We will assume you've gone through either the quickstart or one of the tutorials for a
specific platform (AWS EC2, Azure VMs,
GKE, or Kubernetes). In the examples, we'll use
host
and resources
variables that we don't define here. You will need to define
these variables as they were defined (as parameters) in the platform-specific tutorials.
run_function
Runs a function remotely. Example:
meadowrun.run_function(lambda: sum(range(1000)) / 1000, host, resources)
Returns 499.5
.
run_command
Runs a command remotely. See Run a Jupyter notebook remotely for
a fully worked example of using run_command
.
run_map
run_map
is like the built-in
map
function, but it runs in
parallel and remotely. This is a powerful tool for scaling computations: easily use
hundreds or thousands of cores in parallel to process large data sets.
Example:
meadowrun.run_map(lambda x: x ** x, [2, 3, 4, 5], host, resources)

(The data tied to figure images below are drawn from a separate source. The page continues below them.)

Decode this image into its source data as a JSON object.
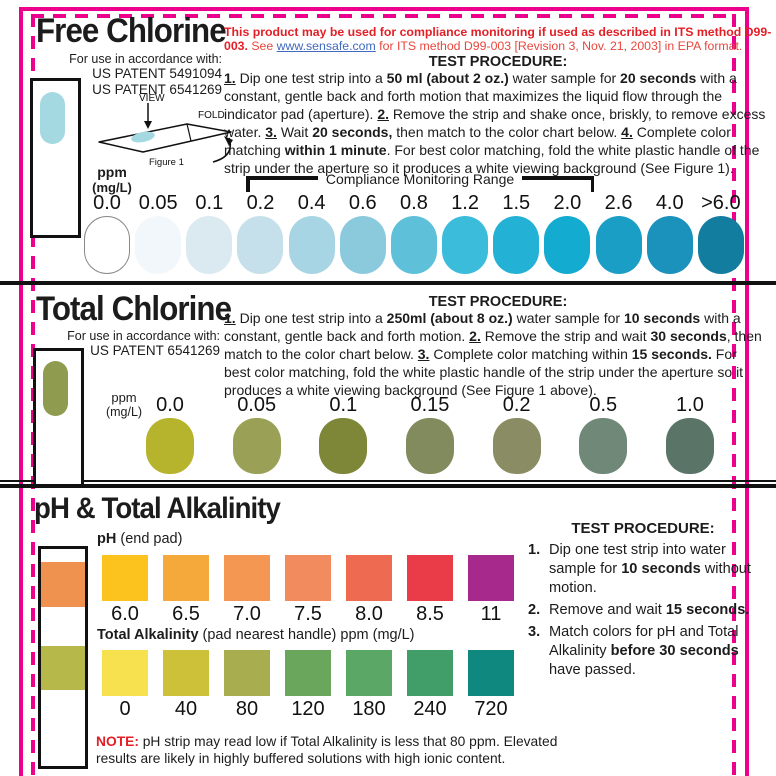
{
  "colors": {
    "magenta": "#ec008c",
    "red": "#e31f26",
    "red_light": "#e8463c",
    "link_blue": "#4169bd"
  },
  "free_chlorine": {
    "title": "Free Chlorine",
    "for_use": "For use in accordance with:",
    "patents": [
      "US PATENT 5491094",
      "US PATENT 6541269"
    ],
    "notice_runs": [
      {
        "t": "This product may be used for compliance monitoring if used as described in ITS method D99-003.",
        "b": true,
        "c": "#e31f26"
      },
      {
        "t": " See ",
        "c": "#e8463c"
      },
      {
        "t": "www.sensafe.com",
        "link": true
      },
      {
        "t": " for ITS method D99-003 [Revision 3, Nov. 21, 2003] in EPA format.",
        "c": "#e8463c"
      }
    ],
    "procedure_title": "TEST PROCEDURE:",
    "procedure_runs": [
      {
        "t": "1.",
        "b": true,
        "u": true
      },
      {
        "t": " Dip one test strip into a "
      },
      {
        "t": "50 ml (about 2 oz.)",
        "b": true
      },
      {
        "t": " water sample for "
      },
      {
        "t": "20 seconds",
        "b": true
      },
      {
        "t": " with a constant, gentle back and forth motion that maximizes the liquid flow through the indicator pad (aperture). "
      },
      {
        "t": "2.",
        "b": true,
        "u": true
      },
      {
        "t": " Remove the strip and shake once, briskly, to remove excess water. "
      },
      {
        "t": "3.",
        "b": true,
        "u": true
      },
      {
        "t": " Wait "
      },
      {
        "t": "20 seconds,",
        "b": true
      },
      {
        "t": " then match to the color chart below. "
      },
      {
        "t": "4.",
        "b": true,
        "u": true
      },
      {
        "t": " Complete color matching "
      },
      {
        "t": "within 1 minute",
        "b": true
      },
      {
        "t": ". For best color matching, fold the white plastic handle of the strip under the aperture so it produces a white viewing background (See Figure 1)."
      }
    ],
    "figure": {
      "view": "VIEW",
      "fold": "FOLD",
      "caption": "Figure 1"
    },
    "ppm": "ppm",
    "mgl": "(mg/L)",
    "range_label": "Compliance Monitoring Range",
    "strip_pad_color": "#a5d9e2",
    "scale": {
      "shape": "oval",
      "label_pos": "top",
      "outline_first": true,
      "labels": [
        "0.0",
        "0.05",
        "0.1",
        "0.2",
        "0.4",
        "0.6",
        "0.8",
        "1.2",
        "1.5",
        "2.0",
        "2.6",
        "4.0",
        ">6.0"
      ],
      "colors": [
        "#ffffff",
        "#f1f7fa",
        "#dbeaf1",
        "#c5e0ea",
        "#a7d5e3",
        "#8bcadd",
        "#5fc0da",
        "#3bbcdb",
        "#23b2d5",
        "#14abd0",
        "#1a9ec5",
        "#1b92bc",
        "#137da0"
      ]
    }
  },
  "total_chlorine": {
    "title": "Total Chlorine",
    "for_use": "For use in accordance with:",
    "patents": [
      "US PATENT 6541269"
    ],
    "procedure_title": "TEST PROCEDURE:",
    "procedure_runs": [
      {
        "t": "1.",
        "b": true,
        "u": true
      },
      {
        "t": " Dip one test strip into a "
      },
      {
        "t": "250ml (about 8 oz.)",
        "b": true
      },
      {
        "t": " water sample for "
      },
      {
        "t": "10 seconds",
        "b": true
      },
      {
        "t": " with a constant, gentle back and forth motion. "
      },
      {
        "t": "2.",
        "b": true,
        "u": true
      },
      {
        "t": " Remove the strip and wait "
      },
      {
        "t": "30 seconds",
        "b": true
      },
      {
        "t": ", then match to the color chart below. "
      },
      {
        "t": "3.",
        "b": true,
        "u": true
      },
      {
        "t": " Complete color matching within "
      },
      {
        "t": "15 seconds.",
        "b": true
      },
      {
        "t": " For best color matching, fold the white plastic handle of the strip under the aperture so it produces a white viewing background (See Figure 1 above)."
      }
    ],
    "ppm": "ppm",
    "mgl": "(mg/L)",
    "strip_pad_color": "#8f9b4e",
    "scale": {
      "shape": "oval",
      "label_pos": "top",
      "outline_first": false,
      "labels": [
        "0.0",
        "0.05",
        "0.1",
        "0.15",
        "0.2",
        "0.5",
        "1.0"
      ],
      "colors": [
        "#b6b32c",
        "#9aa156",
        "#7e8638",
        "#828b5d",
        "#8a8c63",
        "#6f8877",
        "#5a7468"
      ]
    }
  },
  "ph_alkalinity": {
    "title": "pH & Total Alkalinity",
    "ph_label_bold": "pH",
    "ph_label_rest": " (end pad)",
    "ta_label_bold": "Total Alkalinity",
    "ta_label_rest": " (pad nearest handle) ppm (mg/L)",
    "procedure_title": "TEST PROCEDURE:",
    "procedure_items": [
      {
        "num": "1.",
        "runs": [
          {
            "t": "Dip one test strip into water sample for "
          },
          {
            "t": "10 seconds",
            "b": true
          },
          {
            "t": " without motion."
          }
        ]
      },
      {
        "num": "2.",
        "runs": [
          {
            "t": "Remove and wait "
          },
          {
            "t": "15 seconds.",
            "b": true
          }
        ]
      },
      {
        "num": "3.",
        "runs": [
          {
            "t": "Match colors for pH and Total Alkalinity "
          },
          {
            "t": "before 30 seconds",
            "b": true
          },
          {
            "t": " have passed."
          }
        ]
      }
    ],
    "note_runs": [
      {
        "t": "NOTE:",
        "b": true,
        "c": "#e31f26"
      },
      {
        "t": " pH strip may read low if Total Alkalinity is less that 80 ppm. Elevated results are likely in highly buffered solutions with high ionic content."
      }
    ],
    "strip_ph_pad_color": "#f0924f",
    "strip_ta_pad_color": "#b6b94a",
    "ph_scale": {
      "shape": "square",
      "label_pos": "bottom",
      "outline_first": false,
      "labels": [
        "6.0",
        "6.5",
        "7.0",
        "7.5",
        "8.0",
        "8.5",
        "11"
      ],
      "colors": [
        "#fcc21d",
        "#f6a93b",
        "#f49753",
        "#f28c5f",
        "#ee6a51",
        "#e93b48",
        "#a8298c"
      ]
    },
    "ta_scale": {
      "shape": "square",
      "label_pos": "bottom",
      "outline_first": false,
      "labels": [
        "0",
        "40",
        "80",
        "120",
        "180",
        "240",
        "720"
      ],
      "colors": [
        "#f8e14e",
        "#ccc139",
        "#a8ad50",
        "#6aa75d",
        "#5ba766",
        "#419e68",
        "#0f8880"
      ]
    }
  }
}
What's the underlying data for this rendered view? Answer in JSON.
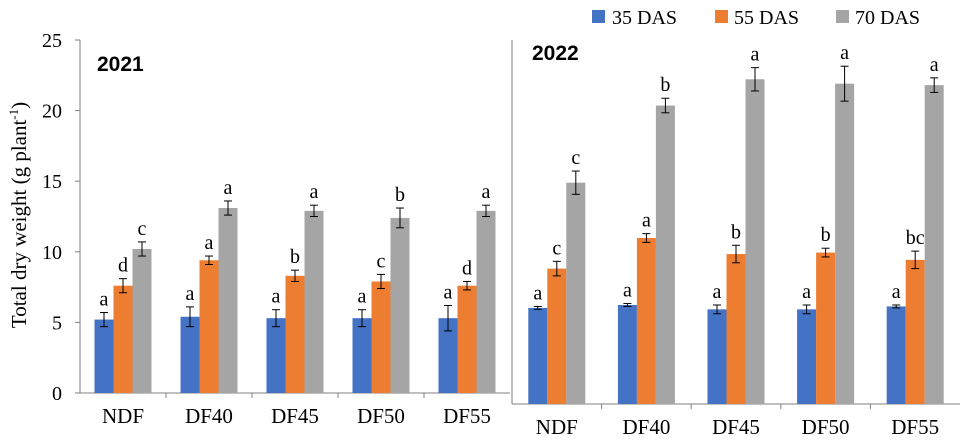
{
  "legend": [
    {
      "label": "35 DAS",
      "color": "#4472C4"
    },
    {
      "label": "55 DAS",
      "color": "#ED7D31"
    },
    {
      "label": "70 DAS",
      "color": "#A5A5A5"
    }
  ],
  "ylabel": "Total dry weight (g plant",
  "ylabel_sup": "-1",
  "ylabel_close": ")",
  "chart_data": [
    {
      "type": "bar",
      "title": "2021",
      "categories": [
        "NDF",
        "DF40",
        "DF45",
        "DF50",
        "DF55"
      ],
      "ylim": [
        0,
        25
      ],
      "yticks": [
        0,
        5,
        10,
        15,
        20,
        25
      ],
      "series": [
        {
          "name": "35 DAS",
          "values": [
            5.2,
            5.4,
            5.3,
            5.3,
            5.3
          ],
          "errors": [
            0.5,
            0.7,
            0.6,
            0.6,
            0.9
          ],
          "labels": [
            "a",
            "a",
            "a",
            "a",
            "a"
          ]
        },
        {
          "name": "55 DAS",
          "values": [
            7.6,
            9.4,
            8.3,
            7.9,
            7.6
          ],
          "errors": [
            0.5,
            0.3,
            0.4,
            0.5,
            0.3
          ],
          "labels": [
            "d",
            "a",
            "b",
            "c",
            "d"
          ]
        },
        {
          "name": "70 DAS",
          "values": [
            10.2,
            13.1,
            12.9,
            12.4,
            12.9
          ],
          "errors": [
            0.5,
            0.5,
            0.4,
            0.7,
            0.4
          ],
          "labels": [
            "c",
            "a",
            "a",
            "b",
            "a"
          ]
        }
      ]
    },
    {
      "type": "bar",
      "title": "2022",
      "categories": [
        "NDF",
        "DF40",
        "DF45",
        "DF50",
        "DF55"
      ],
      "ylim": [
        0,
        25
      ],
      "series": [
        {
          "name": "35 DAS",
          "values": [
            6.6,
            6.8,
            6.5,
            6.5,
            6.7
          ],
          "errors": [
            0.1,
            0.1,
            0.3,
            0.3,
            0.1
          ],
          "labels": [
            "a",
            "a",
            "a",
            "a",
            "a"
          ]
        },
        {
          "name": "55 DAS",
          "values": [
            9.3,
            11.4,
            10.3,
            10.4,
            9.9
          ],
          "errors": [
            0.5,
            0.3,
            0.6,
            0.3,
            0.6
          ],
          "labels": [
            "c",
            "a",
            "b",
            "b",
            "bc"
          ]
        },
        {
          "name": "70 DAS",
          "values": [
            15.2,
            20.5,
            22.3,
            22.0,
            21.9
          ],
          "errors": [
            0.8,
            0.5,
            0.8,
            1.2,
            0.5
          ],
          "labels": [
            "c",
            "b",
            "a",
            "a",
            "a"
          ]
        }
      ]
    }
  ]
}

In this case, resources applies per task.
The output is:
[4, 27, 256, 3125]
With run_map
, you will no longer see the standard output from the remote processes
locally. To see the logs from your processes you'll want to look at Stream logs on AWS
or Azure.
The Kubernetes implementation of run_map
currently has a major limitation which is
that the tasks are assigned to workers at the start of the job. This means that if
you have tasks where some take a long time and some finish quickly, the distribution of
tasks will be suboptimal.
run_map_as_completed
run_map_as_completed
is similar to run_map
but it returns an AsyncIterable
rather
than as simple list of results. Results will be returned as tasks complete. Example:
async for result in await meadowrun.run_map_as_completed(
lambda x: x ** x, [2, 3, 4, 5], host, resources
):
print(result.result_or_raise())
The output is:
27
4
256
3125
In general, there's no guarantee what order the results come back in.
run_map
is recommended for most use cases. Consider using run_map_as_completed
if
your use case requires further processing of results locally, and you'd like to
interleave this processing with executing the tasks. This could be beneficial if the
processing is time-intensive.